Indonesian users of one cybersecurity firm’s solutions were the most attacked in South-east Asia last year

In 2022, data from one cybersecurity firm’s user base showed 822,536 incidents of financial phishing attempts targeted at customers in South-east Asia (SEA).

In this case, “financial phishing” refers not only to banking-specific phishing but attempts targeting payment systems (PayPal, MasterCard, American Express, Visa and others) and e-commerce sites such as Amazon, Apple Store, Steam, and eBay.

The firm’s customers from Indonesia chalked up the highest number of financial phishing incidents (208,238), with those from Vietnam coming-in second close with 172,694. Malaysia customers recorded 120,656 financial phishing attacks.
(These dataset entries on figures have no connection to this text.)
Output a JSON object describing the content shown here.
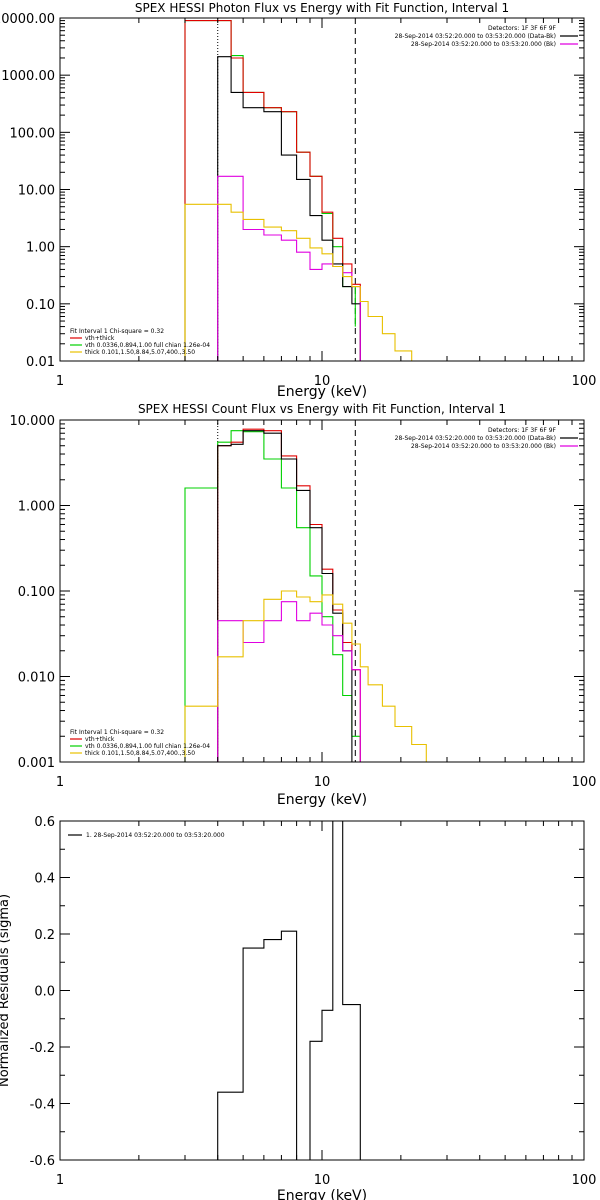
{
  "colors": {
    "background": "#ffffff",
    "axes": "#000000",
    "data_minus_bk": "#000000",
    "bk": "#e000e0",
    "vth": "#00d000",
    "thick": "#e8c000",
    "total": "#e00000"
  },
  "chart_data": [
    {
      "type": "line",
      "title": "SPEX HESSI Photon Flux vs Energy with Fit Function, Interval 1",
      "xlabel": "Energy (keV)",
      "ylabel": "",
      "x_scale": "log",
      "y_scale": "log",
      "xlim": [
        1,
        100
      ],
      "ylim": [
        0.01,
        10000
      ],
      "x_tick_labels": [
        "1",
        "10",
        "100"
      ],
      "y_tick_labels": [
        "0.01",
        "0.10",
        "1.00",
        "10.00",
        "100.00",
        "1000.00",
        "10000.00"
      ],
      "y_tick_values": [
        0.01,
        0.1,
        1,
        10,
        100,
        1000,
        10000
      ],
      "vlines": [
        {
          "x": 4.0,
          "style": "dotted"
        },
        {
          "x": 13.4,
          "style": "dashed"
        }
      ],
      "legend_top": {
        "header": "Detectors: 1F 3F 6F 9F",
        "entries": [
          {
            "label": "28-Sep-2014 03:52:20.000 to 03:53:20.000 (Data-Bk)",
            "color": "#000000"
          },
          {
            "label": "28-Sep-2014 03:52:20.000 to 03:53:20.000 (Bk)",
            "color": "#e000e0"
          }
        ]
      },
      "legend_bottom": {
        "header": "Fit Interval 1   Chi-square = 0.32",
        "entries": [
          {
            "label": "vth+thick",
            "color": "#e00000"
          },
          {
            "label": "vth 0.0336,0.894,1.00   full chian 1.26e-04",
            "color": "#00d000"
          },
          {
            "label": "thick 0.101,1.50,8.84,5.07,400.,3.50",
            "color": "#e8c000"
          }
        ]
      },
      "series": [
        {
          "key": "vth",
          "color": "#00d000",
          "edges": [
            3,
            4,
            4.5,
            5,
            6,
            7,
            8,
            9,
            10,
            11,
            12,
            13.4
          ],
          "values": [
            9000,
            9000,
            2200,
            500,
            270,
            230,
            45,
            17,
            3.8,
            1.0,
            0.2,
            0.04
          ]
        },
        {
          "key": "total",
          "color": "#e00000",
          "edges": [
            3,
            4,
            4.5,
            5,
            6,
            7,
            8,
            9,
            10,
            11,
            12,
            13,
            14
          ],
          "values": [
            9000,
            9000,
            2000,
            500,
            270,
            230,
            45,
            17,
            4,
            1.4,
            0.5,
            0.22
          ]
        },
        {
          "key": "data_minus_bk",
          "color": "#000000",
          "edges": [
            4,
            4.5,
            5,
            6,
            7,
            8,
            9,
            10,
            11,
            12,
            13,
            14
          ],
          "values": [
            2100,
            500,
            270,
            230,
            40,
            15,
            3.5,
            1.3,
            0.5,
            0.2,
            0.1
          ]
        },
        {
          "key": "bk",
          "color": "#e000e0",
          "edges": [
            4,
            4.5,
            5,
            6,
            7,
            8,
            9,
            10,
            11,
            12,
            13,
            14
          ],
          "values": [
            17,
            17,
            2,
            1.6,
            1.3,
            0.8,
            0.4,
            0.5,
            0.45,
            0.35,
            0.2
          ]
        },
        {
          "key": "thick",
          "color": "#e8c000",
          "edges": [
            3,
            4,
            4.5,
            5,
            6,
            7,
            8,
            9,
            10,
            11,
            12,
            13,
            14,
            15,
            17,
            19,
            22
          ],
          "values": [
            5.5,
            5.5,
            4,
            3,
            2.2,
            1.9,
            1.4,
            0.95,
            0.75,
            0.45,
            0.3,
            0.2,
            0.11,
            0.06,
            0.03,
            0.015
          ]
        }
      ]
    },
    {
      "type": "line",
      "title": "SPEX HESSI Count Flux vs Energy with Fit Function, Interval 1",
      "xlabel": "Energy (keV)",
      "ylabel": "",
      "x_scale": "log",
      "y_scale": "log",
      "xlim": [
        1,
        100
      ],
      "ylim": [
        0.001,
        10
      ],
      "x_tick_labels": [
        "1",
        "10",
        "100"
      ],
      "y_tick_labels": [
        "0.001",
        "0.010",
        "0.100",
        "1.000",
        "10.000"
      ],
      "y_tick_values": [
        0.001,
        0.01,
        0.1,
        1,
        10
      ],
      "vlines": [
        {
          "x": 4.0,
          "style": "dotted"
        },
        {
          "x": 13.4,
          "style": "dashed"
        }
      ],
      "legend_top": {
        "header": "Detectors: 1F 3F 6F 9F",
        "entries": [
          {
            "label": "28-Sep-2014 03:52:20.000 to 03:53:20.000 (Data-Bk)",
            "color": "#000000"
          },
          {
            "label": "28-Sep-2014 03:52:20.000 to 03:53:20.000 (Bk)",
            "color": "#e000e0"
          }
        ]
      },
      "legend_bottom": {
        "header": "Fit Interval 1   Chi-square = 0.32",
        "entries": [
          {
            "label": "vth+thick",
            "color": "#e00000"
          },
          {
            "label": "vth 0.0336,0.894,1.00   full chian 1.26e-04",
            "color": "#00d000"
          },
          {
            "label": "thick 0.101,1.50,8.84,5.07,400.,3.50",
            "color": "#e8c000"
          }
        ]
      },
      "series": [
        {
          "key": "vth",
          "color": "#00d000",
          "edges": [
            3,
            4,
            4.5,
            5,
            6,
            7,
            8,
            9,
            10,
            11,
            12,
            13,
            14,
            15
          ],
          "values": [
            1.6,
            5.5,
            7.5,
            7.3,
            3.5,
            1.6,
            0.55,
            0.15,
            0.05,
            0.018,
            0.006,
            0.002,
            0.001
          ]
        },
        {
          "key": "total",
          "color": "#e00000",
          "edges": [
            4,
            4.5,
            5,
            6,
            7,
            8,
            9,
            10,
            11,
            12,
            13,
            14
          ],
          "values": [
            5.0,
            5.5,
            7.8,
            7.5,
            3.8,
            1.7,
            0.6,
            0.18,
            0.06,
            0.025,
            0.012
          ]
        },
        {
          "key": "data_minus_bk",
          "color": "#000000",
          "edges": [
            4,
            4.5,
            5,
            6,
            7,
            8,
            9,
            10,
            11,
            12,
            13
          ],
          "values": [
            5.0,
            5.2,
            7.5,
            7.0,
            3.5,
            1.5,
            0.55,
            0.16,
            0.055,
            0.02
          ]
        },
        {
          "key": "bk",
          "color": "#e000e0",
          "edges": [
            4,
            4.5,
            5,
            6,
            7,
            8,
            9,
            10,
            11,
            12,
            13,
            14
          ],
          "values": [
            0.045,
            0.045,
            0.025,
            0.045,
            0.075,
            0.045,
            0.055,
            0.04,
            0.03,
            0.02,
            0.012
          ]
        },
        {
          "key": "thick",
          "color": "#e8c000",
          "edges": [
            3,
            4,
            4.5,
            5,
            6,
            7,
            8,
            9,
            10,
            11,
            12,
            13,
            14,
            15,
            17,
            19,
            22,
            25
          ],
          "values": [
            0.0045,
            0.017,
            0.017,
            0.045,
            0.08,
            0.1,
            0.085,
            0.075,
            0.09,
            0.07,
            0.042,
            0.024,
            0.013,
            0.008,
            0.0045,
            0.0026,
            0.0016
          ]
        }
      ]
    },
    {
      "type": "line",
      "title": "",
      "xlabel": "Energy (keV)",
      "ylabel": "Normalized Residuals (sigma)",
      "x_scale": "log",
      "y_scale": "linear",
      "xlim": [
        1,
        100
      ],
      "ylim": [
        -0.6,
        0.6
      ],
      "x_tick_labels": [
        "1",
        "10",
        "100"
      ],
      "y_tick_labels": [
        "-0.6",
        "-0.4",
        "-0.2",
        "0.0",
        "0.2",
        "0.4",
        "0.6"
      ],
      "y_tick_values": [
        -0.6,
        -0.4,
        -0.2,
        0.0,
        0.2,
        0.4,
        0.6
      ],
      "legend_top": {
        "header": "",
        "entries": [
          {
            "label": "1. 28-Sep-2014 03:52:20.000 to 03:53:20.000",
            "color": "#000000"
          }
        ]
      },
      "series": [
        {
          "key": "residuals",
          "color": "#000000",
          "edges": [
            4,
            4.5,
            5,
            6,
            7,
            8,
            9,
            10,
            11,
            12,
            13,
            14
          ],
          "values": [
            -0.36,
            -0.36,
            0.15,
            0.18,
            0.21,
            -0.63,
            -0.18,
            -0.07,
            0.6,
            -0.05,
            -0.05
          ]
        }
      ]
    }
  ]
}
Thailand logged 101,461, followed by the Philippines with 52,914, and Singapore with 22,109.

Among the other phishing emails that gained a significant number of clicks were:

    • Fake emails regarding reservation confirmations from a booking service (11%)
    • Fake notifications about an order placement (11%)
    • A fake announcement about an IKEA contest (10%)

In almost all attacks, a phishing email was usually the first step in tricking victims into opening malicious mails and activating and responding to malicious links and prompts.

According to Yeo Siang Tiong, General Manager (South-east Asia), Kaspersky, the firm announcing its 2022 findings on phishing trends: “It’s interesting to see companies being targeted by financial phishing but we have to remember here that businesses, at their core, are still made up of humans. Cybercriminals know that the workforce remains a loophole they can exploit easily to launch a cyberattack against a company.”

Organizations are reminded to conduct phishing drills and training to acquaint all employees with the skills and alertness needed to spot suspicious emails, attachments and social media content. Education should be aimed at changing the behavior of learners and teaching them how to deal with threats. When all human vigilance fails, networks with Extended Detection and Response (XDR) incorporated can kick in to intercept attacks or prompt employees of potential danger.